Las tormentas han matado hasta ahora al menos a tres personas en Francia y España, y han dejado decenas de heridos en accidentes relacionados con el clima extremo.
Las consecuencias de una tormenta mortal seguían afectando a varias zonas de Francia este domingo, con la preocupación por las inundaciones aún presente en el suroeste, incluso cuando la agencia de vigilancia de crecidas aseguró que ha estado trabajando sin descanso durante los últimos 30 días para hacer frente a la situación.
En medio de una sucesión de lluvias incesantes y temporales invernales, Francia ha estado bajo alerta naranja o roja durante 30 días, según los últimos datos del servicio meteorológico Météo-France.
"Durante 30 días hemos estado en alerta naranja o roja de forma continua en algún punto del territorio nacional", declaró Lucie Chadourne-Facon, directora de Vigicrues, a medios locales el sábado. "Eso supone 81 departamentos en alerta simultáneamente por 154 ríos, así que hemos superado todos nuestros récords", añadió.
Las aguas han anegado carreteras y viviendas después de que el río Garona se desbordara en el suroeste de Francia, mientras que los niveles de humedad del suelo han batido récords desde que comenzaron los registros en 1959.
"Nos enfrentamos a una situación de inundaciones generalizadas en todo el país porque todos los suelos están saturados en todas partes" y han "perdido su capacidad de infiltración", afirmó.
La semana pasada, la portavoz del Gobierno, Maud Brégeon, declaró a medios locales que Francia había registrado dos muertes relacionadas con la tormenta Nils: una el jueves en el departamento de Landes y otra "en las últimas horas" en Tarn-et-Garonne, señaló Brégeon el viernes.
Mientras tanto, días después de la tormenta Nils, Oriana azotó España durante el fin de semana con lluvias torrenciales y fuertes vientos, interrumpiendo el servicio de trenes y el transporte público.

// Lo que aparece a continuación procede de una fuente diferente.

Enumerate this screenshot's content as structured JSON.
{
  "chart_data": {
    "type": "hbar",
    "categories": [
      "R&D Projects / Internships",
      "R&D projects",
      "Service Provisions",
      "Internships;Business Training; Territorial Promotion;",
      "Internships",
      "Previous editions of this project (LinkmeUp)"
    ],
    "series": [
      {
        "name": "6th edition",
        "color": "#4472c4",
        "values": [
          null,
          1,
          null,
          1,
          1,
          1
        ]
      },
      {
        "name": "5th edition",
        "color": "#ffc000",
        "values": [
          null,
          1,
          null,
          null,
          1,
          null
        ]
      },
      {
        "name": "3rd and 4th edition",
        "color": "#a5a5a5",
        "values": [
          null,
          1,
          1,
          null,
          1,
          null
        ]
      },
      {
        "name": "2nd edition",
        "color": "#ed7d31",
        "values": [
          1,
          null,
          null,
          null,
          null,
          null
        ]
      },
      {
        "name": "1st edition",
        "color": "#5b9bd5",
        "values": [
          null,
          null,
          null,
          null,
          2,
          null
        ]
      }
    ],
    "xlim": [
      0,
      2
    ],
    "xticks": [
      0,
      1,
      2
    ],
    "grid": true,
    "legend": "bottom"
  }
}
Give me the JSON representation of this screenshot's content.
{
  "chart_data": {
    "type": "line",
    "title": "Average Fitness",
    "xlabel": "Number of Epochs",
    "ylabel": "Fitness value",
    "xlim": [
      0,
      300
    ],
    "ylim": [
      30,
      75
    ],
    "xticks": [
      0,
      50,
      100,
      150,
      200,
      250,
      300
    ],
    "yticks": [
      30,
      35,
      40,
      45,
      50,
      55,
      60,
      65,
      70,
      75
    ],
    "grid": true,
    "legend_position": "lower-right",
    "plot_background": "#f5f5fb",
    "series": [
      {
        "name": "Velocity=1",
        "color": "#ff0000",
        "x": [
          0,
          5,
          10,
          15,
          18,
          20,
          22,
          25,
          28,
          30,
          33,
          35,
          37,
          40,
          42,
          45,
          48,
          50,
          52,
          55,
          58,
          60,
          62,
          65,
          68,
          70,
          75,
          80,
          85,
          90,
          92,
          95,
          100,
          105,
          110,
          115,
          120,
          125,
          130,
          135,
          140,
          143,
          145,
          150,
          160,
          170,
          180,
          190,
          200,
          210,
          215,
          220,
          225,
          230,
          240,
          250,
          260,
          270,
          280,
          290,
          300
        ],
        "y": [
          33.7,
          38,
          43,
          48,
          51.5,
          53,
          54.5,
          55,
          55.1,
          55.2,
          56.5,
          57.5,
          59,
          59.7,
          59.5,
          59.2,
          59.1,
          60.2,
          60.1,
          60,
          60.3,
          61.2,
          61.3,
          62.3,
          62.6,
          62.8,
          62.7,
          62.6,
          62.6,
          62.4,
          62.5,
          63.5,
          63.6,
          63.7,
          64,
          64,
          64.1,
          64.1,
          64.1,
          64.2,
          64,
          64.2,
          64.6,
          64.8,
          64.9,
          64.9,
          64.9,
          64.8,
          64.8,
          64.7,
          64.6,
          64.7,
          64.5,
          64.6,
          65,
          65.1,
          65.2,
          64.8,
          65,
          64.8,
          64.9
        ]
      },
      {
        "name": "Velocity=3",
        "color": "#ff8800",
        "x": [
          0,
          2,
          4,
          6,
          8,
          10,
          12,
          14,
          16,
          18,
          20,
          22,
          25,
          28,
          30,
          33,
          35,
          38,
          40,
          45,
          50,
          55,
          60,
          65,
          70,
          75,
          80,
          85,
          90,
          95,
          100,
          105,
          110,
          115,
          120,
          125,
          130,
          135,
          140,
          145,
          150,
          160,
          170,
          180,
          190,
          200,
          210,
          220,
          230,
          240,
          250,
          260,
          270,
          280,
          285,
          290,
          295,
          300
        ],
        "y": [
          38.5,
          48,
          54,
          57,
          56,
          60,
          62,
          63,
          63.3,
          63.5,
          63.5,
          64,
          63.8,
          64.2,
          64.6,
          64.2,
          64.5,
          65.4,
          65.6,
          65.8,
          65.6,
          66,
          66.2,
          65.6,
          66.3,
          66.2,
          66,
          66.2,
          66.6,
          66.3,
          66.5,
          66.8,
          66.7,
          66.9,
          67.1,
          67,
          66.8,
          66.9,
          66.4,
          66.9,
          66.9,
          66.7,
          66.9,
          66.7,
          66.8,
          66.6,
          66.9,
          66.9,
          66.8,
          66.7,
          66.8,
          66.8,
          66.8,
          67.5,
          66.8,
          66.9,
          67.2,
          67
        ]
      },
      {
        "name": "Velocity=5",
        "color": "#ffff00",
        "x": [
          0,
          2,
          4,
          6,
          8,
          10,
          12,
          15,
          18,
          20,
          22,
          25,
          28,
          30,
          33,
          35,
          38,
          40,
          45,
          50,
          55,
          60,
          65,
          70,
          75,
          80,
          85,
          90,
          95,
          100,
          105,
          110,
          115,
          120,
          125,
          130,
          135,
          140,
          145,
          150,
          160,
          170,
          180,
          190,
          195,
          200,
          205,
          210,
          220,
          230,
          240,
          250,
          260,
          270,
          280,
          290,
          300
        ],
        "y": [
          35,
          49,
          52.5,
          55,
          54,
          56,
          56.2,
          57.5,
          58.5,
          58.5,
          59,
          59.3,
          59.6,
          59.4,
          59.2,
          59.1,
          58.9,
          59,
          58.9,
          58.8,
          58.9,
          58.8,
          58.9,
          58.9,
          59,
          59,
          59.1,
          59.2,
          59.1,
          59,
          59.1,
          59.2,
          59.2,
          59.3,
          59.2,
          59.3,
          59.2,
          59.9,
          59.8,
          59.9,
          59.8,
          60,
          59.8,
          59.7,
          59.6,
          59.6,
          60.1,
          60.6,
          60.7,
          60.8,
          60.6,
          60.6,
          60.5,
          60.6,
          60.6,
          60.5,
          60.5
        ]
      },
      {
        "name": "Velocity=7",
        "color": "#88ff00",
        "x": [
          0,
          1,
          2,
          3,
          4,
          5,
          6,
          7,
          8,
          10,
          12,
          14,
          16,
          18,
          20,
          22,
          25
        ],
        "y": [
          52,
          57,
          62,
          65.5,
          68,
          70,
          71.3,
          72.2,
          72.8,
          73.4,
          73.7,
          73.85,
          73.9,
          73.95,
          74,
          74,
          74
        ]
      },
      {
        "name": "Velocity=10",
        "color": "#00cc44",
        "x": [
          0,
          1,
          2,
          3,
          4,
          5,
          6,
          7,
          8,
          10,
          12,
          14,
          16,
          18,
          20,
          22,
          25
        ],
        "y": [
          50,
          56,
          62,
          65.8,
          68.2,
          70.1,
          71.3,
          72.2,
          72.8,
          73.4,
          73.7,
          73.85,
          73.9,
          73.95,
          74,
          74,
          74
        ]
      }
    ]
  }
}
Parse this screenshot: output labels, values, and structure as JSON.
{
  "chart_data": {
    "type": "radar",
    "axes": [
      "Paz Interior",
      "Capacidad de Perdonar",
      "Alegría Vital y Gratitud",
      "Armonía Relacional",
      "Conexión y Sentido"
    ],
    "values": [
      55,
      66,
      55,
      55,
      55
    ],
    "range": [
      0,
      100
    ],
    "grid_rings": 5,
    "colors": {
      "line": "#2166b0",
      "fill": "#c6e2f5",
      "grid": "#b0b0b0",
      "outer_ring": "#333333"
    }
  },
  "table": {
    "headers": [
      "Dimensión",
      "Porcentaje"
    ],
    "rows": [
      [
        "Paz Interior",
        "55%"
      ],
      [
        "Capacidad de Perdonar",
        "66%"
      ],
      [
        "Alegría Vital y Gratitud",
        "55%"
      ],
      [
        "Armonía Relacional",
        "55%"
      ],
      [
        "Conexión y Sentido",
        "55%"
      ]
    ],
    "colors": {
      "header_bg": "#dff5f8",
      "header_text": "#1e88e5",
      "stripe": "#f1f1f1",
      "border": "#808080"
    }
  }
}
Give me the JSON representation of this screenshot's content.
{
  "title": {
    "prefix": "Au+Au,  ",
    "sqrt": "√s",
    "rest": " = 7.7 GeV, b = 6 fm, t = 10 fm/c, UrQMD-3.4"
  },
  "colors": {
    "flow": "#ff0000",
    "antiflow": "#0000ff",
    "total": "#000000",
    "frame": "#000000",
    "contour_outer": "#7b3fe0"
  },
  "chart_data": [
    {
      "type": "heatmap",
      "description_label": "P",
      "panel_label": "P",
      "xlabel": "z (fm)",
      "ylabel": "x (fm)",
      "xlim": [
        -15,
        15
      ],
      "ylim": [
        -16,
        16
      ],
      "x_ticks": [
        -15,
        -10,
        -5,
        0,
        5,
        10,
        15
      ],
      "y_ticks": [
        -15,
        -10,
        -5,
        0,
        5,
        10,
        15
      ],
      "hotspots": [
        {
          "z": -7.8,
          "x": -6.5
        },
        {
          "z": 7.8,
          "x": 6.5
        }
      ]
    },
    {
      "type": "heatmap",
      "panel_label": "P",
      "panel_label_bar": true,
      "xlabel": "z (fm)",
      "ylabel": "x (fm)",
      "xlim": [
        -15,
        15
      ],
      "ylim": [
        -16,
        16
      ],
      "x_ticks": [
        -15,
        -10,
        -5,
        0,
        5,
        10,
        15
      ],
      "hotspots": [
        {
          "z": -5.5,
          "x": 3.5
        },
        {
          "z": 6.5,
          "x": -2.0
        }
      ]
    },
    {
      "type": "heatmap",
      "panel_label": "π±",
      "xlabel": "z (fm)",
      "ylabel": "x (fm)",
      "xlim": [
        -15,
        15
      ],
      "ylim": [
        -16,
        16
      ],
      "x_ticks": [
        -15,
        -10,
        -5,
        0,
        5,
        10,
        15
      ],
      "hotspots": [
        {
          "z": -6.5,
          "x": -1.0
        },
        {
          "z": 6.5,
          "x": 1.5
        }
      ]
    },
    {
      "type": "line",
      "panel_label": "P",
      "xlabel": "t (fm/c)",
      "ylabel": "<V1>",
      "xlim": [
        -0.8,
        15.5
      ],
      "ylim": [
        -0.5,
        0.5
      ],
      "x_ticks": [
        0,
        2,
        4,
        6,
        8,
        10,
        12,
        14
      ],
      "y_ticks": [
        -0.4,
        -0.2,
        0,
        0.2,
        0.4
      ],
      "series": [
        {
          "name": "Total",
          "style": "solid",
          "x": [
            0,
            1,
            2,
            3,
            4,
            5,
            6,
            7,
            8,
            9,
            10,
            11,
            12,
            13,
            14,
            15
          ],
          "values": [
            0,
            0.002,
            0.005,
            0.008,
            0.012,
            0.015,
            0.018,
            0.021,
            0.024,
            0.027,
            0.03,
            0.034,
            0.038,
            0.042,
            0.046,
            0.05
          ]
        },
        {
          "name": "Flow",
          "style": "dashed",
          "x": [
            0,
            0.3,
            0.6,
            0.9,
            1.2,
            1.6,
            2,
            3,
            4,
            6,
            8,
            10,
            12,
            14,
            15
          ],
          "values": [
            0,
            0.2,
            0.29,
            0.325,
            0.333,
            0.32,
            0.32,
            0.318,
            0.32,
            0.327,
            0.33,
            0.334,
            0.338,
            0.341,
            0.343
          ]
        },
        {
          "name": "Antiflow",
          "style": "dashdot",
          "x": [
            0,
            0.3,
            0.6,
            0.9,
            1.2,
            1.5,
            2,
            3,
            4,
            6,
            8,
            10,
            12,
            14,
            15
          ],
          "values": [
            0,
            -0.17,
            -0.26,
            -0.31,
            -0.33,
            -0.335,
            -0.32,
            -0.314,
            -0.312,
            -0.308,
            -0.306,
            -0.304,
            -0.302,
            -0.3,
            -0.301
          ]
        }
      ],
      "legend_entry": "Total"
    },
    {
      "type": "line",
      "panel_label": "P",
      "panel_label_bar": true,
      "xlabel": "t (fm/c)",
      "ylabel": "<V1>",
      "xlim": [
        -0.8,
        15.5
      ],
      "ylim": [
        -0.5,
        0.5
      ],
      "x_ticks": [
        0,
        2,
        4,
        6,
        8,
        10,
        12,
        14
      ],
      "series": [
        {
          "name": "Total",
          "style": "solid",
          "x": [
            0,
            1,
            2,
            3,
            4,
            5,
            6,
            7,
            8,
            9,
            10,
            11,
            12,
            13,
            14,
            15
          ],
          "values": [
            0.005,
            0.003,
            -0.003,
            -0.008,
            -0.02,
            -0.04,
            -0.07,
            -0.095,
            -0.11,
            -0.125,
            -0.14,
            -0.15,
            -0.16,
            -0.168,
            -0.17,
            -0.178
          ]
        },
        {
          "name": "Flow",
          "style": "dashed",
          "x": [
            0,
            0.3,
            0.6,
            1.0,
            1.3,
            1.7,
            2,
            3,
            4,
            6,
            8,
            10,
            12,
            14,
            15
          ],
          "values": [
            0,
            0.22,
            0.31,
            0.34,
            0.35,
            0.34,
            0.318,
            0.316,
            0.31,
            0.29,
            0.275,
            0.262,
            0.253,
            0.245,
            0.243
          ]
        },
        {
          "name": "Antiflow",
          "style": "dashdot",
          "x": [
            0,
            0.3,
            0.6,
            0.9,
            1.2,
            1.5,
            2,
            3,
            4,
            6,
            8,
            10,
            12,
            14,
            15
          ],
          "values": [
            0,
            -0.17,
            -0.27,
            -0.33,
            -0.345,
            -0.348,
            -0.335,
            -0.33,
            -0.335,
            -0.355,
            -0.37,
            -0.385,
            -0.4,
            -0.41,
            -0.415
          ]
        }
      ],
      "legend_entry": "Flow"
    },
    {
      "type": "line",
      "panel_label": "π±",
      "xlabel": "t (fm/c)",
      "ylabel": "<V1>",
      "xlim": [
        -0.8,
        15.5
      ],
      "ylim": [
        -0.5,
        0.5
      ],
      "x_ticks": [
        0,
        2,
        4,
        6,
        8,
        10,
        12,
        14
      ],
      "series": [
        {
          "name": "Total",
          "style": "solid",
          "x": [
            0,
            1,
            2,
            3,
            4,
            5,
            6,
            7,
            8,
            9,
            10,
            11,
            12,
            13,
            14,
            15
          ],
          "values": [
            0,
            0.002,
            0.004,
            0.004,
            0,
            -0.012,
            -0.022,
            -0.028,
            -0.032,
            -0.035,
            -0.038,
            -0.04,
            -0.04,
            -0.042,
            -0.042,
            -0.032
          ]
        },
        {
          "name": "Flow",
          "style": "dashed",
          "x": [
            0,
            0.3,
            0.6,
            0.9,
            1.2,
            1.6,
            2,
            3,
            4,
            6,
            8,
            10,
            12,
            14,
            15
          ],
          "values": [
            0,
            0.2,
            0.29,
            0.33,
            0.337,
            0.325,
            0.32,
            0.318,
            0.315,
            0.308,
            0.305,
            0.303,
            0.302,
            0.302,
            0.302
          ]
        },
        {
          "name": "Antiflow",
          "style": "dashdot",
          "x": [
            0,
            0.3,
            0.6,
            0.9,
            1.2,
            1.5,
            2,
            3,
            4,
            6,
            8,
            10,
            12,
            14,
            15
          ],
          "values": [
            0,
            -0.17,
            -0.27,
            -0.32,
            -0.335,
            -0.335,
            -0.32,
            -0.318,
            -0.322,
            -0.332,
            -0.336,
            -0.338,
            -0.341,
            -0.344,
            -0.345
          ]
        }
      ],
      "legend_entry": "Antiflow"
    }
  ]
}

Con potentes rachas de hasta 166 km/h, la tormenta azotó el este, norte y sur de España.
Las autoridades locales informaron de interrupciones del transporte en la Costa Vasca, Valencia, Mallorca, Andalucía y Barcelona (Cataluña), y los servicios de emergencia evacuaron a más de 3.000 personas.
Imágenes difundidas en redes sociales mostraron árboles cayendo por los fuertes vientos y personal de emergencia respondiendo en las zonas afectadas.
Las autoridades emitieron alerta roja en la provincia de Castellón ante vientos huracanados que azotaron la región.
Las tormentas han causado hasta el momento la muerte de tres personas en Francia y España, y decenas de heridos en accidentes relacionados con condiciones meteorológicas extremas.